Bridges are to be renovated more quickly, bike paths and railway lines are to be built more quickly – and also certain motorways. That was decided by the federal cabinet. Surprisingly there is new Zoff.
The federal government has launched a package of laws for the long-controversial acceleration of transport projects – but new anger about a motorway project flared up again in the coalition.
The cabinet approved drafts by Transport Minister Volker Wissing (FDP). On the question of why an expansion of the A23 in Schleswig-Holstein did not appear in it, however, the FDP and the Ministry of Economic Affairs of Robert Habeck (Greens) immediately blamed each other.
In Berlin, Wissing spoke of a large package that should enable “massive” acceleration for rails, bridges, cycle paths, but also for the road. The rail network is overloaded in many places, resulting in late trains. The aim is to become faster in planning, approval and construction. Faster implementation of motorway projects should reduce congestion.
Specifically, the cabinet passed a draft law to speed up approval procedures. Key point: The realization of particularly important railway and trunk road projects should in future be in the “overriding public interest”. The projects in question should be given special weight in the context of weighing decisions, as stated in the draft, for example in planning approval or in court proceedings. The urgently needed renewal of bridges should also go faster – by extending the exemption from the approval process and the requirement for an environmental impact assessment.
Support from the countries for most projects
The legislative package also includes an accelerated conversion and expansion of certain motorway projects. After a long dispute, the heads of the traffic light coalition of SPD, Greens and FDP had agreed on this at the end of March. Specifically, it is about projects that are traffic jams and bottlenecks. The Federal Ministry of Transport initially spoke of 144 projects, and later of 145.
The countries concerned must, however, declare their agreement. Wissing had set a deadline of last Friday. He said most of the projects are supported by the countries. Some states like Hesse, where the Greens are co-governing, still need time. However, the legislative process should not be delayed. Which projects are to be expanded more quickly should be specified later in the course of a statutory ordinance.
There is now a new dispute in the traffic light coalition about a project in Schleswig-Holstein – namely about the accelerated expansion of the A23 to six lanes between Tornesch and Eidelstedt. Wissing said that this project was initially excluded at Habeck’s request. Specifically, the draft law stipulates that a faster expansion of the A23 is not in the overriding public interest. Wissing said he made no secret of the fact that the A23 should also be expanded more quickly for him. So that there would be no delay in the legislative process, he had complied with Habeck’s request.
FDP Federal Vice Wolfgang Kubicki accused Habeck of a “lousy game”. With his demand to remove the accelerated expansion of the A23 from the catalogue, Habeck is stabbing the black-green coalition in Schleswig-Holstein in the back, which has already agreed. Habeck torpedoed one of the most important infrastructure projects for the country
Will the A23 be expanded using the accelerated procedure?
A spokeswoman for Habeck rejected Kubicki’s criticism “with the utmost clarity”. The decision of the coalition committee on March 28 was based on a list of 144 projects submitted by the Ministry of Transport. “This list was an exhaustive list and the A23 was explicitly not shown in this list.” The Ministry of Economic Affairs pointed out the problem in good time. “However, this tip was not followed up accordingly.” Therefore, the A23 is not part of the draft that was in the cabinet.

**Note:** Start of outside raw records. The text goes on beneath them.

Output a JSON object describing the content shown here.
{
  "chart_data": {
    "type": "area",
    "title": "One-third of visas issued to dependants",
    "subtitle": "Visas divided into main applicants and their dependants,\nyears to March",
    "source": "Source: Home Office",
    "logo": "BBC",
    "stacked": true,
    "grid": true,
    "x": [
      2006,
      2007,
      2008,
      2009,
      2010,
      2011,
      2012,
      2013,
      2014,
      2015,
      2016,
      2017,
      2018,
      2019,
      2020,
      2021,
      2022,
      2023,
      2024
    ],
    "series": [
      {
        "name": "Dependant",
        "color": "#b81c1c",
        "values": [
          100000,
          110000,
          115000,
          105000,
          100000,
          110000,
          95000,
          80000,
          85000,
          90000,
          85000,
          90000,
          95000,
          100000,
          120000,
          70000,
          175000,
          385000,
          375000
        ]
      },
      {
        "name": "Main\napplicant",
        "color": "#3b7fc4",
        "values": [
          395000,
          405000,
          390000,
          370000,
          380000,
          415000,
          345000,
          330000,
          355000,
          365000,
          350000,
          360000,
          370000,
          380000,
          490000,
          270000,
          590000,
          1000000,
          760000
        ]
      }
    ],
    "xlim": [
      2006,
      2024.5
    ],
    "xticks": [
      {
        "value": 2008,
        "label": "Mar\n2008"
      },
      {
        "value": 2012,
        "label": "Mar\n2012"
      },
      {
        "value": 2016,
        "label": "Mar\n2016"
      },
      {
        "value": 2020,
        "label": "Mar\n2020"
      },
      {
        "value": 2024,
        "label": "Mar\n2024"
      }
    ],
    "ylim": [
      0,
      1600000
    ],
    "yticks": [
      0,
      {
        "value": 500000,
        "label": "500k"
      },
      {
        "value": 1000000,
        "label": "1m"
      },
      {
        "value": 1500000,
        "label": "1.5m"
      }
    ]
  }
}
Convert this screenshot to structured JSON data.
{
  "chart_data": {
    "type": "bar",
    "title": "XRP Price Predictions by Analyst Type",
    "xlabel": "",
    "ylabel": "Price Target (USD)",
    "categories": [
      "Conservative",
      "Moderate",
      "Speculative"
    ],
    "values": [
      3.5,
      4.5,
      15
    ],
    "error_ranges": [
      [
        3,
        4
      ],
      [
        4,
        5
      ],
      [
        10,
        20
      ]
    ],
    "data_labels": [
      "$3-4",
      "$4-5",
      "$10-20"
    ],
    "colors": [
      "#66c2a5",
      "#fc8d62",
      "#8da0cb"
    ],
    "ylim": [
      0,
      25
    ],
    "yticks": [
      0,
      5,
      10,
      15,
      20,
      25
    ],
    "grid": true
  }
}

Habeck’s spokeswoman said that this point should now be “clarified politically”. Government spokesman Steffen Hebestreit referred to the upcoming parliamentary deliberations. If there is no agreement, the A23 will be expanded using the normal procedure and not the accelerated one. With regard to the coalition committee, he made it clear that it was not part of the original decision and has therefore not yet been listed.
A list published by the Department for Transport shortly after the Coalition Committee included the A23. Kubicki explained that no individual projects had been decided on in the coalition committee. Rather, the entire category of “removal of bottlenecks” was negotiated and agreed.
SPD parliamentary group deputy Detlef Müller generally called for improvements to the draft law. He mentioned the accelerated implementation of rail and waterway projects. The plans to expand the motorway in particular met with criticism from environmental groups. Greenpeace expert Benjamin Stephan spoke of a fatal signal for the mobility turnaround. BUND expert Jens Hilgenberg said that it was now being considered to treat the project list as a statutory ordinance, showing that Wissing shyed away from the Federal Council dealing with the specific projects.